Many flavoproteins, including FNR, are transported into organelles after in vitro translation(4, 44, 45) , which has been assumed to imply import of apoproteins, even when translation systems may contain trace amounts of FAD as demonstrated for rabbit reticulocyte lysates(45) . Results obtained with flavoprotein precursors imported into rat and yeast mitochondria suggested that incorporation of FAD ligand occurs inside the organelle after the mature protein is produced(44, 45) . Furthermore, FAD appeared to be taken up by mitochondria in its free form independent of the presence of an apoflavoprotein(44) . Comparable information is lacking for plastids.
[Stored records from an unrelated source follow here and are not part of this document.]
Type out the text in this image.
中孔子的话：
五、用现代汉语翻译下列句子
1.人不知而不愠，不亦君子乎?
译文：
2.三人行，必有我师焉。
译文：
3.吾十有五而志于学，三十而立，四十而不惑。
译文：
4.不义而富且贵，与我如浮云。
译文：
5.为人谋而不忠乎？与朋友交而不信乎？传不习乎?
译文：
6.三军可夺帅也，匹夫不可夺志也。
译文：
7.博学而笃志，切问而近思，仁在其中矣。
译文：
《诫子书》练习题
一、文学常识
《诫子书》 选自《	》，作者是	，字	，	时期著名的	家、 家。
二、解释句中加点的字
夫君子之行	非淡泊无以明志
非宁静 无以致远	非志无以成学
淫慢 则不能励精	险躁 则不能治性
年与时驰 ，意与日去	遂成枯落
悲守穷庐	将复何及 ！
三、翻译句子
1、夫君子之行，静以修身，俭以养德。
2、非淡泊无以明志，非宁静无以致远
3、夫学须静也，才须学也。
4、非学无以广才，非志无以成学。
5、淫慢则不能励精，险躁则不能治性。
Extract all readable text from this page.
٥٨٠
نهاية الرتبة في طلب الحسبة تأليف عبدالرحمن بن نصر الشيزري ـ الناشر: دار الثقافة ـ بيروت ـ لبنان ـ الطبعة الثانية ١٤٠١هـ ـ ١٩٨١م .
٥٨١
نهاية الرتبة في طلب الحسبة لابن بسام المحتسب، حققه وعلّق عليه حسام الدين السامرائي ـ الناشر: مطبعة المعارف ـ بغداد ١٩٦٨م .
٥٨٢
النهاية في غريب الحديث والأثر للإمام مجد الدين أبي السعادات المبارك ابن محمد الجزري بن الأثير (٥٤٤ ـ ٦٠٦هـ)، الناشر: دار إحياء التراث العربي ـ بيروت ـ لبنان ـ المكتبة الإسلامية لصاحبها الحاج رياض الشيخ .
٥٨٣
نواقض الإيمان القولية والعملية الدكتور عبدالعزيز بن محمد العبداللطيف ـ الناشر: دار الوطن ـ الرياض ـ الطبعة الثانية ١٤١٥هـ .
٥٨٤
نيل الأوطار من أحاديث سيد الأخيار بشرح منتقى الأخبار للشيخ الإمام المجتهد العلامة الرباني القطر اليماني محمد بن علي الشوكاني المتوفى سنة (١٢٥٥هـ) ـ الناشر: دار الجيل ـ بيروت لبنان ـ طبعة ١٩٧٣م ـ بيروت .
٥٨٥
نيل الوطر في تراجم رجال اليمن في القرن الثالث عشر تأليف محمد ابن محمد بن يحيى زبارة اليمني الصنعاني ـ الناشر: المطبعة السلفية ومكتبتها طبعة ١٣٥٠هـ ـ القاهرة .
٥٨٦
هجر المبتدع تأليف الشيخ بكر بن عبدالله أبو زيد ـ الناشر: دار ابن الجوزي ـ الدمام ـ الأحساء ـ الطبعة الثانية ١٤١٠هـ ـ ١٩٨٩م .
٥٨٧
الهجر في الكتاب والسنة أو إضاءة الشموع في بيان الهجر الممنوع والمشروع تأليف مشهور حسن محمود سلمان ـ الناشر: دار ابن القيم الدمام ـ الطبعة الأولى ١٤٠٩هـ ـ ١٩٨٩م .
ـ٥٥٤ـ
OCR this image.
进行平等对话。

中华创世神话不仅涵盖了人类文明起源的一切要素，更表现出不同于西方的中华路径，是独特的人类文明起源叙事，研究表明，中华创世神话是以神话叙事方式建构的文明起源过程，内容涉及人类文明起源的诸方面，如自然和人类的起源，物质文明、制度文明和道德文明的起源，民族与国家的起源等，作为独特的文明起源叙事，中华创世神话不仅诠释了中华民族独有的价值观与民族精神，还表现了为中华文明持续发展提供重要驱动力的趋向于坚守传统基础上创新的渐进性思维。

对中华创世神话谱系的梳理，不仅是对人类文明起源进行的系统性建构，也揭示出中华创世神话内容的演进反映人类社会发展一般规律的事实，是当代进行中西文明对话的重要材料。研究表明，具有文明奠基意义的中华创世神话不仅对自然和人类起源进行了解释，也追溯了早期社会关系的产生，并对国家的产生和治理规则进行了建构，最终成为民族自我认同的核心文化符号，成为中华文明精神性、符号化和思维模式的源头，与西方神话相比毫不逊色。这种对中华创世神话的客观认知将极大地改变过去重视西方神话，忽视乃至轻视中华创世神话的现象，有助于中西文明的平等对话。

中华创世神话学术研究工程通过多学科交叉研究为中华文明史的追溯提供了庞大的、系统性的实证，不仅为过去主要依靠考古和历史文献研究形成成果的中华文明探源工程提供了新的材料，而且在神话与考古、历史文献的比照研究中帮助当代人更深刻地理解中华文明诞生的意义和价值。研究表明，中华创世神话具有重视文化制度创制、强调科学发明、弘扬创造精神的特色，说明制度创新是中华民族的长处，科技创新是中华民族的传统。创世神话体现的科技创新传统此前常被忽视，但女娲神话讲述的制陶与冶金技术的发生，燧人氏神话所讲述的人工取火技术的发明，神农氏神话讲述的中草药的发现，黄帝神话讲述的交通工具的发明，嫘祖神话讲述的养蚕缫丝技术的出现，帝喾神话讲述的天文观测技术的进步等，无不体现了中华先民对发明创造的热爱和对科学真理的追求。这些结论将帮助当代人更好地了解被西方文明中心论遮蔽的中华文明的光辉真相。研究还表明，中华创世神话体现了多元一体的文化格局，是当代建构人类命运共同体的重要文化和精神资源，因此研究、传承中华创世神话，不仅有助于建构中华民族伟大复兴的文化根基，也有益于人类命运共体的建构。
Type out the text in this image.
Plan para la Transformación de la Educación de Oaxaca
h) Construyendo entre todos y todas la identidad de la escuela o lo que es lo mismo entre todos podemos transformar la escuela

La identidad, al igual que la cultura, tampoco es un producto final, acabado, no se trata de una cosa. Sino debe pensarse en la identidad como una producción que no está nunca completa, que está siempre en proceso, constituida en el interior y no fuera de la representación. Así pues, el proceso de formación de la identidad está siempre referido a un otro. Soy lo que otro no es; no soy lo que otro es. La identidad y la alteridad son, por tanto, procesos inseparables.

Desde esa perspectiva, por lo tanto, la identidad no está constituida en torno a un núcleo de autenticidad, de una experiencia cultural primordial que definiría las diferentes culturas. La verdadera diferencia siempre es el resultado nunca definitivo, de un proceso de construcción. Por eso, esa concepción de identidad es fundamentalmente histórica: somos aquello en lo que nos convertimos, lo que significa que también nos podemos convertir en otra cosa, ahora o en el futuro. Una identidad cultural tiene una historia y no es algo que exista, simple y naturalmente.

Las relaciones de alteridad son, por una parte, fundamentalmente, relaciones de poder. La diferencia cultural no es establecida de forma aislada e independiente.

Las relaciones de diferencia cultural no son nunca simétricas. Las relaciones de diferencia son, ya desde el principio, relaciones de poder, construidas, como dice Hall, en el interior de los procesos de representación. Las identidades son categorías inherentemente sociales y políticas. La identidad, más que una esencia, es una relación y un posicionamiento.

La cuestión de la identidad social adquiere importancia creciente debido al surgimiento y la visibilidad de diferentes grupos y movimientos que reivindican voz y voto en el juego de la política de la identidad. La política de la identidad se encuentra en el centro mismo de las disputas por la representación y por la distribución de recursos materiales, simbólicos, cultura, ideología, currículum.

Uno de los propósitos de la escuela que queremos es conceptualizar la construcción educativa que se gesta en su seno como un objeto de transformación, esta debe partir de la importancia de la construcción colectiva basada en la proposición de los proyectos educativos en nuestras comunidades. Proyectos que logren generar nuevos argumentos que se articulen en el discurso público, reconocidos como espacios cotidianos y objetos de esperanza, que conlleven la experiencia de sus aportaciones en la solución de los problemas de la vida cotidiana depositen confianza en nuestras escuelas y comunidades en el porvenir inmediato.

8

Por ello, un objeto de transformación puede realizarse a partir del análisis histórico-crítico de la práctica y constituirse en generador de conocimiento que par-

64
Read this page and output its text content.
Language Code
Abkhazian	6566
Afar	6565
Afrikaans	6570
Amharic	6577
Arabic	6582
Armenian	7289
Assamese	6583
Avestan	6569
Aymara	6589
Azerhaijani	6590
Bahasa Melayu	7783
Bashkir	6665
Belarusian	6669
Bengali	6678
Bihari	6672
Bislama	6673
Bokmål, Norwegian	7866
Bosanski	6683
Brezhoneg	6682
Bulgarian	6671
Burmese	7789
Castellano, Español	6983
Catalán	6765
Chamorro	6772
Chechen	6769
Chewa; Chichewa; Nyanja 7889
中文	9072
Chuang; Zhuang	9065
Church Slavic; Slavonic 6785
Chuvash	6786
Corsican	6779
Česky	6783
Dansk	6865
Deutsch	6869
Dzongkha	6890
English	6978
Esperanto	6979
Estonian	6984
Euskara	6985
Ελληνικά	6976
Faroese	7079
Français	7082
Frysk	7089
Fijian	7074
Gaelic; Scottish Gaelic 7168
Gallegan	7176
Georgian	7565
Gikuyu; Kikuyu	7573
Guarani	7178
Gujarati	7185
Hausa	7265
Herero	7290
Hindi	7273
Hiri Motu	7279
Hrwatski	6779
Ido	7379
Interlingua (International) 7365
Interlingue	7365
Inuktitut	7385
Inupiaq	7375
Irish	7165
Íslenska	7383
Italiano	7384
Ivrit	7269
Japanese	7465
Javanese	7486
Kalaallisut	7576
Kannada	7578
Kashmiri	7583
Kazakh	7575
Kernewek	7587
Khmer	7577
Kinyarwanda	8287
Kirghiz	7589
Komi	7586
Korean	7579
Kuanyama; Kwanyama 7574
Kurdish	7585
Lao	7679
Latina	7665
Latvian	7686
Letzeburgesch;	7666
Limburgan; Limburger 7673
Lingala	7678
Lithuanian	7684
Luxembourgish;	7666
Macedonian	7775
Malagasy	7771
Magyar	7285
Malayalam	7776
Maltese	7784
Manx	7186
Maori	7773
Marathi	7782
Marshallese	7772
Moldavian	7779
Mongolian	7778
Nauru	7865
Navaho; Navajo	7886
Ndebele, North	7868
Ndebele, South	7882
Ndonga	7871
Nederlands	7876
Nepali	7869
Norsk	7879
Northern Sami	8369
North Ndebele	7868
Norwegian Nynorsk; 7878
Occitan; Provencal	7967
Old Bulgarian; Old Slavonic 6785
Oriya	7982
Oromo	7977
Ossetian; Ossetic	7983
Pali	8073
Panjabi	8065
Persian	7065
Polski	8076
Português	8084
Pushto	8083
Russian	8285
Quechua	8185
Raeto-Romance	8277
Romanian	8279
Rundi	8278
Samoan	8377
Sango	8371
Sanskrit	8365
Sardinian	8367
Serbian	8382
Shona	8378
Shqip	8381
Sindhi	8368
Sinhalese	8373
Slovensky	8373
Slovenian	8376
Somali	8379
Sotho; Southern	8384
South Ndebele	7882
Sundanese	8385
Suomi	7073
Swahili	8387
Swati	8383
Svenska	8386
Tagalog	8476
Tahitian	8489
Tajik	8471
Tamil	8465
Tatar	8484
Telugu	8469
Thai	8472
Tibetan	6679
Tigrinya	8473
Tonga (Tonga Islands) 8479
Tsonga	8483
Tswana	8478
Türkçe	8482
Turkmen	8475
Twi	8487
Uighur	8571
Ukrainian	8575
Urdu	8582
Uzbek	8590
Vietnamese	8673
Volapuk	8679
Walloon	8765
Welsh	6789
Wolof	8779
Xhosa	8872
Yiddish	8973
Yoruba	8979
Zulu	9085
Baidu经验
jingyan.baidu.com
The largest portion of a precursor corresponds to the sequence of the mature protein, which contains most of the information needed for protein folding. Then, at least some domains of the precursor should be able to adopt folding pathways similar to those of the mature protein and eventually bind prosthetic groups. This proposal is supported by our results and those of several other groups(16, 17, 18, 19, 20, 21, 22, 23) . However, the strong structuring induced by incorporation of FAD into the FNR precursor (2, 39) would certainly challenge its possibilities of transport into plastids. Our hypothesis is that the transit peptide largely prevents this effect of the prosthetic group by generation of a ``molten globule state,'' which stabilizes the protein and makes it able to enter the import pathway. Then, transit peptides are proposed to play a double role in precursor import: recognition of specific receptors and chaperones of the import machinery, and maintenance of a precursor conformation compatible with membrane translocation. Experiments are in progress to check these hypotheses.
In conclusion, the finding reported here that a recombinant FNR precursor can be isolated as a transportable holoprotein opens a spectrum of experimental possibilities, providing a tool to study the mechanisms of import and assembly of this flavoenzyme under defined conditions.